Recensione diaz
Recensione a cura di Mimmot
"Non pulire questo sangue" è la frase che un'anonima ragazza scrisse sul muro della scuola Diaz il giorno seguente i drammatici fatti accaduti durante il G8 di Genova, nel luglio del 2001. Come dire nessuno cancelli la prova di quanto successo, nessuno osi dimenticare i fatti accaduti dentro queste mura.
Fatti che Amnesty International ha definito "la più grave violazione dei diritti democratici in un paese occidentale dopo la seconda guerra mondiale", come recita lo slogan sui poster promozionali del film di Daniele Vicari.
La più grave violazione dei diritti democratici o la più grossa vergogna di un paese civile? Perché è la più grossa vergogna di un pese civile vedere i tutori della legge, che tra gli altri hanno il compito di garantire l'incolumità dei cittadini, che si trasformano in macellai di quelle stesse persone che dovrebbero tutelare.
Il film di Daniele Vicari ricostruisce quei fatti e testimonia una verità incontrovertibile, per ricordare (o far conoscere) gli eventi drammatici e scandalosi accaduti "la notte in cui la democrazia fu sospesa". Eventi che con estrema (e interessata) facilità sono stati rimossi o dimenticati (o nascosti).
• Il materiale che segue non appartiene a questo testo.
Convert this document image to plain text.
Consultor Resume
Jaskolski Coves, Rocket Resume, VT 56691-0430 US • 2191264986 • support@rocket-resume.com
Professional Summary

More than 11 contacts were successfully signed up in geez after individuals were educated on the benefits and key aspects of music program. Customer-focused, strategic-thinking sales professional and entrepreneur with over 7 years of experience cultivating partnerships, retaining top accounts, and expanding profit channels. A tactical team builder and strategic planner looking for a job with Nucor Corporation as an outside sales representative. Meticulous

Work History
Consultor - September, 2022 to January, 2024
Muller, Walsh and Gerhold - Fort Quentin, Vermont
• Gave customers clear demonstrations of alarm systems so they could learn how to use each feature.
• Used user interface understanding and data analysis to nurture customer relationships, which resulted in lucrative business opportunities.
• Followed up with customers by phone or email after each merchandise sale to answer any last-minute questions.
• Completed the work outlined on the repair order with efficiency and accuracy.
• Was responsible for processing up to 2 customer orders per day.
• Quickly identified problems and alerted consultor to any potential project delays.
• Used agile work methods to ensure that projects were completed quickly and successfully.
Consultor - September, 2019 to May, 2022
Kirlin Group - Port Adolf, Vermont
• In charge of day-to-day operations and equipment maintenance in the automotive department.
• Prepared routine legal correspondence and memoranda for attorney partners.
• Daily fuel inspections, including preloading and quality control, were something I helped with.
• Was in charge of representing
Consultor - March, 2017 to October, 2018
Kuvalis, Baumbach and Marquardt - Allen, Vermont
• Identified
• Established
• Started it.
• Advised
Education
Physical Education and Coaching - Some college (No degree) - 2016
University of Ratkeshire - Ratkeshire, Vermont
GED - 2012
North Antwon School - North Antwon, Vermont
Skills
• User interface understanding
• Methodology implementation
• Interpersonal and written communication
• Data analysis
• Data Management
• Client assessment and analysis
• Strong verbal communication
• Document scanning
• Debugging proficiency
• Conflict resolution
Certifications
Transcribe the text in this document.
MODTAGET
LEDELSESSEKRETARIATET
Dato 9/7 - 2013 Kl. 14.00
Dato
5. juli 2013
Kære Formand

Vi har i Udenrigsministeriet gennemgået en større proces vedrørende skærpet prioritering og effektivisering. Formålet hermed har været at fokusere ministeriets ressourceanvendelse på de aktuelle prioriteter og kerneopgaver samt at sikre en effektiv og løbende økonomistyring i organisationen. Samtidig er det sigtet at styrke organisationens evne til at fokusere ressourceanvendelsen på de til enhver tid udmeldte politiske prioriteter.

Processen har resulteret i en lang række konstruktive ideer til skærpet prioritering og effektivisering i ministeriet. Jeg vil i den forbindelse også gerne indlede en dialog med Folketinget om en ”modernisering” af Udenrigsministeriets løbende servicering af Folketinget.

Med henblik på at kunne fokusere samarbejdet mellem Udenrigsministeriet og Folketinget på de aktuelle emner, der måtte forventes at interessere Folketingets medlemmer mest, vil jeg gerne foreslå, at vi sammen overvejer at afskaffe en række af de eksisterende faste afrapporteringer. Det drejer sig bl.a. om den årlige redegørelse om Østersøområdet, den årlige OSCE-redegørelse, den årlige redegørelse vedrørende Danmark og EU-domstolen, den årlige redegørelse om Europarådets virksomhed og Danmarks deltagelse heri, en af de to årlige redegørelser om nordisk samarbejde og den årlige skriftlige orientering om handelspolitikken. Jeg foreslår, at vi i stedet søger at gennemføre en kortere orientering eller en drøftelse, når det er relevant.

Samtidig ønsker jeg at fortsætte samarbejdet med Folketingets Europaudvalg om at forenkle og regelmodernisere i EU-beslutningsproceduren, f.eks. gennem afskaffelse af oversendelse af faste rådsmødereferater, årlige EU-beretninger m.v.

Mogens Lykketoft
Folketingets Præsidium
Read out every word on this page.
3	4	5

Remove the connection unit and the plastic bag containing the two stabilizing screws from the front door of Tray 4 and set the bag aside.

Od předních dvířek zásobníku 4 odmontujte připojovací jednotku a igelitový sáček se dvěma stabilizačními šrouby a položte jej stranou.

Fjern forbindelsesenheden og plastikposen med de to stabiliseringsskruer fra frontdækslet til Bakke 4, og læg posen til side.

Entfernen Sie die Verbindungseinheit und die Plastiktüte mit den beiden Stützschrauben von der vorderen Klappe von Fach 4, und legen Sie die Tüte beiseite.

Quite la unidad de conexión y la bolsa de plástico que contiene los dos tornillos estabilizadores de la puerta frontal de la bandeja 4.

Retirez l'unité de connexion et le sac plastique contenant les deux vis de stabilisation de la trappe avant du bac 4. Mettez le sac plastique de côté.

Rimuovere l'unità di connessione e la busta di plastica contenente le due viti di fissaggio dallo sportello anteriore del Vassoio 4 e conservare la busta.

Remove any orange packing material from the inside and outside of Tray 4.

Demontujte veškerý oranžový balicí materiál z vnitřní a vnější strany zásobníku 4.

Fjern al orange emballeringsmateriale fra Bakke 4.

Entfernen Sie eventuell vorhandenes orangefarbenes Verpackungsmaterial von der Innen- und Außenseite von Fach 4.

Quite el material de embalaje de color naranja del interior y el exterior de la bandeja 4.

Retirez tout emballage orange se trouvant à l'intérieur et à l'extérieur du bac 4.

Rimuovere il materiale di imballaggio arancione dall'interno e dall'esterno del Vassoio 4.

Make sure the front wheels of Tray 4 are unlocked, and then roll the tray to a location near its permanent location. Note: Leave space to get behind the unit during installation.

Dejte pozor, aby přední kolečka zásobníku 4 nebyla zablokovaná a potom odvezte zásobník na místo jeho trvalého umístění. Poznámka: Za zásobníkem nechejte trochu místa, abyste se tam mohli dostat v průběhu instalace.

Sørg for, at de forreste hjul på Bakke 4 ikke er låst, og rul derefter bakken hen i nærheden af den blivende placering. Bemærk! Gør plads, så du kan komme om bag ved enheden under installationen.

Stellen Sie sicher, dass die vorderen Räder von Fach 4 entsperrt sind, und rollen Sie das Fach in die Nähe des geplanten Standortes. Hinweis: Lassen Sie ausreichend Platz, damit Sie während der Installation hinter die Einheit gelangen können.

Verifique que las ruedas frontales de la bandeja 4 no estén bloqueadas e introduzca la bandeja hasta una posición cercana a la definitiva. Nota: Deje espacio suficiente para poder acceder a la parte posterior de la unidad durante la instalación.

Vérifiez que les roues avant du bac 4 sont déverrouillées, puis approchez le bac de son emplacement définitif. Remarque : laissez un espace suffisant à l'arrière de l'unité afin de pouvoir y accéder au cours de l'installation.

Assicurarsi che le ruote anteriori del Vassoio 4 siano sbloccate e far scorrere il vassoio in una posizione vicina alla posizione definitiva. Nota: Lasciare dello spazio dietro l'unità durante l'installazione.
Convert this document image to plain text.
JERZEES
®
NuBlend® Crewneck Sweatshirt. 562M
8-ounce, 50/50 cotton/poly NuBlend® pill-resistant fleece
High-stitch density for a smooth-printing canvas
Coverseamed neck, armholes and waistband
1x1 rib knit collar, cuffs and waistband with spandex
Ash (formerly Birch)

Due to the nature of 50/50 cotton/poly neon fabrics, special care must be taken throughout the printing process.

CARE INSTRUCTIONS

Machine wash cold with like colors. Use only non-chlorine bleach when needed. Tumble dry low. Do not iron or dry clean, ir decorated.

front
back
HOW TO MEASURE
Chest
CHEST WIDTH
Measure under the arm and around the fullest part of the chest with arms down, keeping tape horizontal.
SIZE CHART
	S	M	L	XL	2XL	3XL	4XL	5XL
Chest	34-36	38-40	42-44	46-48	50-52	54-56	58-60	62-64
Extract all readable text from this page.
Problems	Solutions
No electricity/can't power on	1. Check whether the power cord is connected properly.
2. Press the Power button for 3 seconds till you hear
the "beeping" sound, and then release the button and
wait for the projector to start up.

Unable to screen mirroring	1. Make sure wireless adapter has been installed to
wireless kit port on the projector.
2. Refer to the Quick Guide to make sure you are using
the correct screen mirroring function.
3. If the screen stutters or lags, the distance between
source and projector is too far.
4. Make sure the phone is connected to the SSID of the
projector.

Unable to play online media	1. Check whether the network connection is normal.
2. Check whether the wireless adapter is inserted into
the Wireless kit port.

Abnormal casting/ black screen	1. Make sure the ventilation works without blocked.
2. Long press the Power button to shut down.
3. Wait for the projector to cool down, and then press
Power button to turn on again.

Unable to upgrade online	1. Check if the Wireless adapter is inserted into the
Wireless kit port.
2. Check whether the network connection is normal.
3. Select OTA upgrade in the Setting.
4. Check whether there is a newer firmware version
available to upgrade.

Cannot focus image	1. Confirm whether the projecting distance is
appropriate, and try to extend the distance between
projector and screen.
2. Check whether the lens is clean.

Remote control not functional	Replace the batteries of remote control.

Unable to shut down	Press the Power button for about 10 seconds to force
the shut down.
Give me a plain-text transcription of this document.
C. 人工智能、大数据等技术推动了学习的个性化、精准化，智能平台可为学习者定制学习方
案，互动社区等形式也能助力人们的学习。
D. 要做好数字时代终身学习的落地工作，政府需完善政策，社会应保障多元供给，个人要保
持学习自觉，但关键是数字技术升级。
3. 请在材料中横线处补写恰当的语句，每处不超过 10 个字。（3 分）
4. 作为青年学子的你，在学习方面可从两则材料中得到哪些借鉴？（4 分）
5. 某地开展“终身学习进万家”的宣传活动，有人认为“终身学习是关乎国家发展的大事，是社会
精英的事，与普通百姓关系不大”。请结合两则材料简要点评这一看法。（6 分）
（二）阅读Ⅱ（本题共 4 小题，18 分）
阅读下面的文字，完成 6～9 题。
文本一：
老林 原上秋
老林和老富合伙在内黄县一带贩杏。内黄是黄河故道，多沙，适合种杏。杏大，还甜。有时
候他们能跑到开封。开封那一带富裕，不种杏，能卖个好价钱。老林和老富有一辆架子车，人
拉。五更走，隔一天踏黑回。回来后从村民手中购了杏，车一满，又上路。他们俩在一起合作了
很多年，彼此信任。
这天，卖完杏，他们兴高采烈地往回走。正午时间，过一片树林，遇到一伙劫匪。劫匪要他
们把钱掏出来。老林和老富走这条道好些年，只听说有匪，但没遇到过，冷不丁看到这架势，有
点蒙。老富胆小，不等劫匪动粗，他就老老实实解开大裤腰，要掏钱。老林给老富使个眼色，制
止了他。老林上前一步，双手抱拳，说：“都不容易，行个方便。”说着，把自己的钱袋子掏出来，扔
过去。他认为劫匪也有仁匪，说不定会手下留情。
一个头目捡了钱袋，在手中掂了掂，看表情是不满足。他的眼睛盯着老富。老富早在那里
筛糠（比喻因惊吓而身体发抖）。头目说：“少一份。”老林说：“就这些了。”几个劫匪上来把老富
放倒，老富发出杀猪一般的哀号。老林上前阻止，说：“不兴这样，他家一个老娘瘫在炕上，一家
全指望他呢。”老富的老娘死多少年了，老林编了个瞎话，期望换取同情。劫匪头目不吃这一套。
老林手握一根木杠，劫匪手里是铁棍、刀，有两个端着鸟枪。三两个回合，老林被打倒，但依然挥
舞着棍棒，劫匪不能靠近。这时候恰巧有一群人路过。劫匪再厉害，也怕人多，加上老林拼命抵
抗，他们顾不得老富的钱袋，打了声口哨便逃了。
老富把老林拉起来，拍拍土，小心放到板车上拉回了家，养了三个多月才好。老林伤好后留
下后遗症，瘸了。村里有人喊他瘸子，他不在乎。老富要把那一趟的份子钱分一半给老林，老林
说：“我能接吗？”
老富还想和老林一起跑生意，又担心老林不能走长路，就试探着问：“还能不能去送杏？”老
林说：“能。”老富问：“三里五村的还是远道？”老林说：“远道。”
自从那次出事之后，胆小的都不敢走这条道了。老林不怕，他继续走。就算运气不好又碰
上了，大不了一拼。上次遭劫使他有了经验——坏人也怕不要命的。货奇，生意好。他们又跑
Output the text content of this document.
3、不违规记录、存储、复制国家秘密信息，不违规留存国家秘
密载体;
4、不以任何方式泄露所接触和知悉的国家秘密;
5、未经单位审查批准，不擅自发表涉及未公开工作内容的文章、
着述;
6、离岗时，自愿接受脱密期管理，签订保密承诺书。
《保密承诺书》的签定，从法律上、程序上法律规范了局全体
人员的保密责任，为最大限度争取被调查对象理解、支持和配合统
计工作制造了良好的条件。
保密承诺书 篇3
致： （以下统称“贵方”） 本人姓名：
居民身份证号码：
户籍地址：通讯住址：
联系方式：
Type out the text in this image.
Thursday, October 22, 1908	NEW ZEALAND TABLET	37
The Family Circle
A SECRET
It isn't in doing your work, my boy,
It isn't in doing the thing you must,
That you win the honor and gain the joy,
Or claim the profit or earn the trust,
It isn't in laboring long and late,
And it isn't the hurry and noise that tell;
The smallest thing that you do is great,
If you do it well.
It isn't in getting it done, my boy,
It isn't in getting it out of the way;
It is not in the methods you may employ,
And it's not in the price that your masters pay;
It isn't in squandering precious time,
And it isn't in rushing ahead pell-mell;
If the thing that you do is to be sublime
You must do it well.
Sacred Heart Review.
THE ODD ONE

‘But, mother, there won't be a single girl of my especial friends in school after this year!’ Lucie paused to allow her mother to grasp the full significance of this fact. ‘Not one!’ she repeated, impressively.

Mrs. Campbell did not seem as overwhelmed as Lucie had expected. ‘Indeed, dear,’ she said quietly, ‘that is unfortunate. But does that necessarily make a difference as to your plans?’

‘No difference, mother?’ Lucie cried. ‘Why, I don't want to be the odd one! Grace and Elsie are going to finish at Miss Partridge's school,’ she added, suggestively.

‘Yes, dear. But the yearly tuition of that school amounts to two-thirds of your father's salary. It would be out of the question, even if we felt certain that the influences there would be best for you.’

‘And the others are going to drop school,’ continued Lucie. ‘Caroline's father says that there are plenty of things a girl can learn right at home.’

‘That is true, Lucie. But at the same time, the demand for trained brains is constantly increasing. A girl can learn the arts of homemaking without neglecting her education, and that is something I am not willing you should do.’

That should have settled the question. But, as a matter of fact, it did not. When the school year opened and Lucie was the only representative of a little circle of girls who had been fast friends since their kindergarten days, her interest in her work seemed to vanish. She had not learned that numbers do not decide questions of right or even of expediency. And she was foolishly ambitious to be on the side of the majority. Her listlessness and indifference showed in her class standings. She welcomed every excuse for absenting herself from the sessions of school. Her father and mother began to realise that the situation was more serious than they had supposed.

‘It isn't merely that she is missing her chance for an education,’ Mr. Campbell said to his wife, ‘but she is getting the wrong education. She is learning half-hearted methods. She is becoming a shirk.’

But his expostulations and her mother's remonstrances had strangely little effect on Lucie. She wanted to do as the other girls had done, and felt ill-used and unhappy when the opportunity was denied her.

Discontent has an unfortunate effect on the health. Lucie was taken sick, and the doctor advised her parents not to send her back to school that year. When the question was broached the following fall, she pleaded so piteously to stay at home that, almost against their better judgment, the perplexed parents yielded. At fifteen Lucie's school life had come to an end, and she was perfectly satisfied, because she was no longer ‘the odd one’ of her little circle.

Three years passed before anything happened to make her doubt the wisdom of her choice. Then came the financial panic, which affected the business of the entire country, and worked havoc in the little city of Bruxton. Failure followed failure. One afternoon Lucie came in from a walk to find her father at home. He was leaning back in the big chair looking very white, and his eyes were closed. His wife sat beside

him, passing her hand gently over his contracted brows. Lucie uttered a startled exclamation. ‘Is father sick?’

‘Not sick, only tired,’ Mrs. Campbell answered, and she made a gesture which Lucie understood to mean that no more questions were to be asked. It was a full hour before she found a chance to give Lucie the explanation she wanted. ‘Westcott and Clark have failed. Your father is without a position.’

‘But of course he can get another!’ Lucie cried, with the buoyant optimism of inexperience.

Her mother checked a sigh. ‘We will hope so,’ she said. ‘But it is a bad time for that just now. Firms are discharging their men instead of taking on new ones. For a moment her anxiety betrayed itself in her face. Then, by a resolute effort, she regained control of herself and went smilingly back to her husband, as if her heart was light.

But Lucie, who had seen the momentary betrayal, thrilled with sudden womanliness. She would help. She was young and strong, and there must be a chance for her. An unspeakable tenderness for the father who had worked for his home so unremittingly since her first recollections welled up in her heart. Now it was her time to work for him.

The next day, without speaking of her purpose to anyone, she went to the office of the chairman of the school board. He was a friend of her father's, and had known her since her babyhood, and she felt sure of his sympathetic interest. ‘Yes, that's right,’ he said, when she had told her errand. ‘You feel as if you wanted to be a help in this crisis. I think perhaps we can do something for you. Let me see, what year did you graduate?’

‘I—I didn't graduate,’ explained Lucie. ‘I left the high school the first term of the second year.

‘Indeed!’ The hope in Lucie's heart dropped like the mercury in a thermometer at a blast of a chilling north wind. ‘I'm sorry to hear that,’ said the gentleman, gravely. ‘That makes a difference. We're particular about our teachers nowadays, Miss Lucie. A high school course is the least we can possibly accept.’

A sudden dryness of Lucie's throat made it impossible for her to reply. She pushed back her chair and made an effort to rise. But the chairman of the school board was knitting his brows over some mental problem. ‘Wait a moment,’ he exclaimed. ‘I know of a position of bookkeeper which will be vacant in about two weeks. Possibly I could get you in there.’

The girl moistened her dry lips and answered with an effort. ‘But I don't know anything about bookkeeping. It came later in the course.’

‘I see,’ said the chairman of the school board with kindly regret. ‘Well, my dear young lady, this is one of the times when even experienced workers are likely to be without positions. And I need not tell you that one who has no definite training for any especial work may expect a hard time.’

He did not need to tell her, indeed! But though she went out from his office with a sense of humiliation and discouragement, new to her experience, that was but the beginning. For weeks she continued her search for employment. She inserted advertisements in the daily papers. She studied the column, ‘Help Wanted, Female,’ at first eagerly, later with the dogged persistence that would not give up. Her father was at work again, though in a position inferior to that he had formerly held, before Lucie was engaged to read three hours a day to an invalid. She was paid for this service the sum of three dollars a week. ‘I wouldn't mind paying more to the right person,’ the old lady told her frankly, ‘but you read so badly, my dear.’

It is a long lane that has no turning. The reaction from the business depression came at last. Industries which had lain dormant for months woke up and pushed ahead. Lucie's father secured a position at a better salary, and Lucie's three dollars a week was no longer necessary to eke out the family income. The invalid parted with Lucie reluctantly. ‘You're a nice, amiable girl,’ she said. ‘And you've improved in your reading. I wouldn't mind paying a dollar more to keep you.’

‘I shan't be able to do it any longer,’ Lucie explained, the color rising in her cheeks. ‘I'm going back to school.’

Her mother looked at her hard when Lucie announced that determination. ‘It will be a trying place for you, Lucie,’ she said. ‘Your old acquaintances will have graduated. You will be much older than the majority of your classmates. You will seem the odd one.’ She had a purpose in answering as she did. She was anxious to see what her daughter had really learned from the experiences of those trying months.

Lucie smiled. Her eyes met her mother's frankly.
Il 21 luglio del 2001 è il giorno più nero del G8 di Genova; il giorno prima, mentre i potenti della terra sono riuniti per discutere dei problemi mondiali, la città è messa a ferro e fuoco dagli scontri tra le forze dell'ordine e i Black Block, che sono stati fatti infiltrare tra i cortei dei no-global e pacifisti che manifestano il loro dissenso alla politica economica neoliberista dei governi dei maggiori paesi industrializzati.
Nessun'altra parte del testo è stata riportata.